Meet Samar Yazbek and Emanuel Sidea in a conversation about national boundaries and human limitlessness, a mix of facts and fiction in the light of what is currently happening in Europe and the Middle East. The conversation is led by the director of the Sigtuna Foundation, Alf Linderman.

NOTE! The seminar is held in English and will be interpreted from arabic.
Arranged in cooperation with the Sigtuna Foundation.

The Green Road
— meeting with Anne Enright
Sunday 14.00, St Per school hall

The Green Road is the latest critically acclaimed novel by the Irish Booker Prize winner Anne Enright. The book is a family drama where Rosaleen Madigan announces that she has decided to sell the house, when the adult children come home to celebrate one last Christmas in their childhood home. The story spans 30 years and three continents, and follows the four children’s journey out in the world and back again. A family drama about breaking up, selfishness, compassion and strong but not straightforward family ties, where the things they have in common lie in the past, rather than in the present. 
Meet Anne Enright in a conversation with Madelaine Levy, literary editor at Svenska Dagbladet, on the new book, about her writing and her relationship with the Irish literary tradition.

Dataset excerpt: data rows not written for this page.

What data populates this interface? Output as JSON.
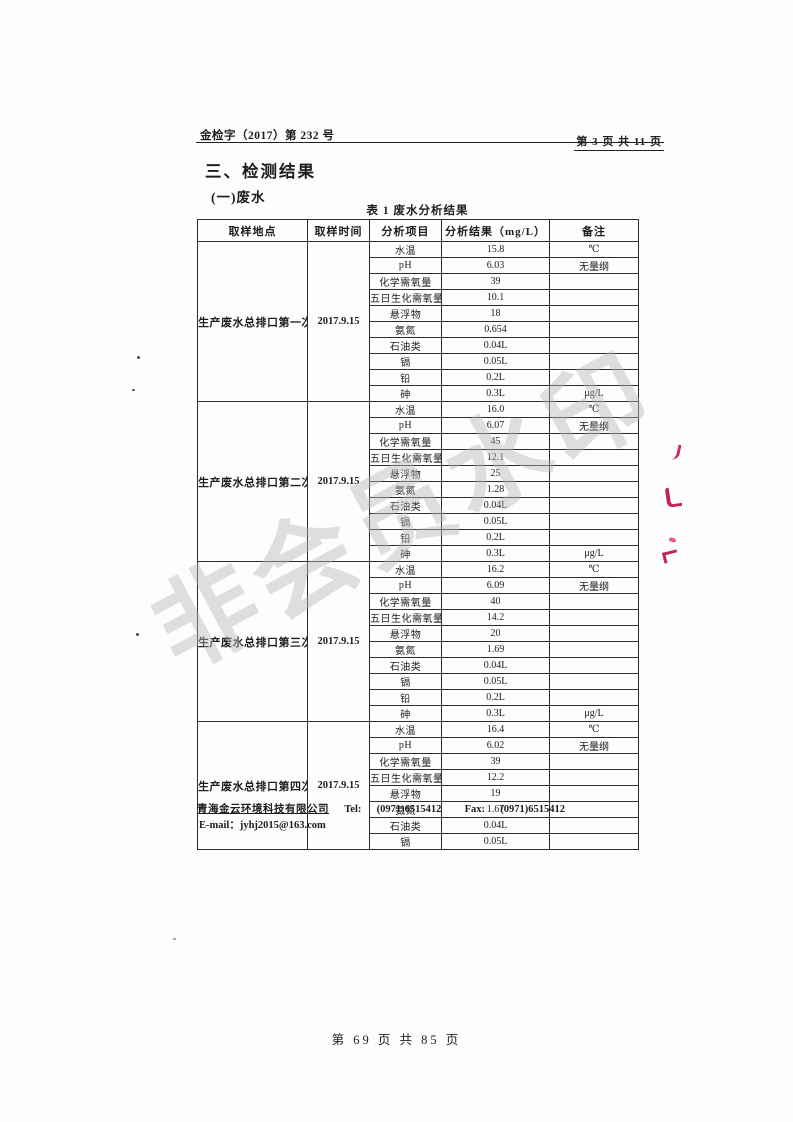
{
  "header": {
    "doc_number": "金检字（2017）第 232 号",
    "page_indicator": "第 3 页 共 11 页"
  },
  "titles": {
    "section": "三、检测结果",
    "subsection": "(一)废水",
    "table_caption": "表 1 废水分析结果"
  },
  "table": {
    "headers": [
      "取样地点",
      "取样时间",
      "分析项目",
      "分析结果（mg/L）",
      "备注"
    ],
    "groups": [
      {
        "location": "生产废水总排口第一次",
        "time": "2017.9.15",
        "rows": [
          {
            "param": "水温",
            "value": "15.8",
            "remark": "℃"
          },
          {
            "param": "pH",
            "value": "6.03",
            "remark": "无量纲"
          },
          {
            "param": "化学需氧量",
            "value": "39",
            "remark": ""
          },
          {
            "param": "五日生化需氧量",
            "value": "10.1",
            "remark": ""
          },
          {
            "param": "悬浮物",
            "value": "18",
            "remark": ""
          },
          {
            "param": "氨氮",
            "value": "0.654",
            "remark": ""
          },
          {
            "param": "石油类",
            "value": "0.04L",
            "remark": ""
          },
          {
            "param": "镉",
            "value": "0.05L",
            "remark": ""
          },
          {
            "param": "铅",
            "value": "0.2L",
            "remark": ""
          },
          {
            "param": "砷",
            "value": "0.3L",
            "remark": "μg/L"
          }
        ]
      },
      {
        "location": "生产废水总排口第二次",
        "time": "2017.9.15",
        "rows": [
          {
            "param": "水温",
            "value": "16.0",
            "remark": "℃"
          },
          {
            "param": "pH",
            "value": "6.07",
            "remark": "无量纲"
          },
          {
            "param": "化学需氧量",
            "value": "45",
            "remark": ""
          },
          {
            "param": "五日生化需氧量",
            "value": "12.1",
            "remark": ""
          },
          {
            "param": "悬浮物",
            "value": "25",
            "remark": ""
          },
          {
            "param": "氨氮",
            "value": "1.28",
            "remark": ""
          },
          {
            "param": "石油类",
            "value": "0.04L",
            "remark": ""
          },
          {
            "param": "镉",
            "value": "0.05L",
            "remark": ""
          },
          {
            "param": "铅",
            "value": "0.2L",
            "remark": ""
          },
          {
            "param": "砷",
            "value": "0.3L",
            "remark": "μg/L"
          }
        ]
      },
      {
        "location": "生产废水总排口第三次",
        "time": "2017.9.15",
        "rows": [
          {
            "param": "水温",
            "value": "16.2",
            "remark": "℃"
          },
          {
            "param": "pH",
            "value": "6.09",
            "remark": "无量纲"
          },
          {
            "param": "化学需氧量",
            "value": "40",
            "remark": ""
          },
          {
            "param": "五日生化需氧量",
            "value": "14.2",
            "remark": ""
          },
          {
            "param": "悬浮物",
            "value": "20",
            "remark": ""
          },
          {
            "param": "氨氮",
            "value": "1.69",
            "remark": ""
          },
          {
            "param": "石油类",
            "value": "0.04L",
            "remark": ""
          },
          {
            "param": "镉",
            "value": "0.05L",
            "remark": ""
          },
          {
            "param": "铅",
            "value": "0.2L",
            "remark": ""
          },
          {
            "param": "砷",
            "value": "0.3L",
            "remark": "μg/L"
          }
        ]
      },
      {
        "location": "生产废水总排口第四次",
        "time": "2017.9.15",
        "rows": [
          {
            "param": "水温",
            "value": "16.4",
            "remark": "℃"
          },
          {
            "param": "pH",
            "value": "6.02",
            "remark": "无量纲"
          },
          {
            "param": "化学需氧量",
            "value": "39",
            "remark": ""
          },
          {
            "param": "五日生化需氧量",
            "value": "12.2",
            "remark": ""
          },
          {
            "param": "悬浮物",
            "value": "19",
            "remark": ""
          },
          {
            "param": "氨氮",
            "value": "1.67",
            "remark": ""
          },
          {
            "param": "石油类",
            "value": "0.04L",
            "remark": ""
          },
          {
            "param": "镉",
            "value": "0.05L",
            "remark": ""
          }
        ]
      }
    ]
  },
  "footer": {
    "company": "青海金云环境科技有限公司",
    "tel_label": "Tel:",
    "tel": "(0971)6515412",
    "fax_label": "Fax:",
    "fax": "(0971)6515412",
    "email_label": "E-mail：",
    "email": "jyhj2015@163.com",
    "page_number": "第 69 页 共 85 页"
  },
  "watermark": "非会员水印",
  "colors": {
    "red_artifact": "#c2255c",
    "watermark_gray": "#b9b9b9",
    "table_border": "#2b2b2b"
  }
}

SIGTUNA – a refuge for persecuted writers
– a call for the freedom of expression
Saturday 16:00, Sigtunastiftelsen

Since the 1990s, cities around the world have provided protection to persecuted writers within ICORN – International Cities of Refuge Network. Sigtuna has been a city of refuge since 2012. Specifically, this means that the Municipality of Sigtuna by a two-year scholarship provides financial support, shelter and protection to an author who are at risk and unable to work in his or her homeland. In a broader perspective, the work is something bigger as ensuring freedom of expression, defending democratic values and everyone’s right to free speech. Meet Iman al Ghafari Sigtuna´s ICORN writer, who just arrived to Sigtuna early this summer, in a conversation with Ola Larsmo, author and president of the Swedish PEN. The conversation is led by the director of the Sigtuna Foundation, Alf Linderman.

Arranged in cooperation with the Sigtuna Foundation and the Municipality of Sigtuna.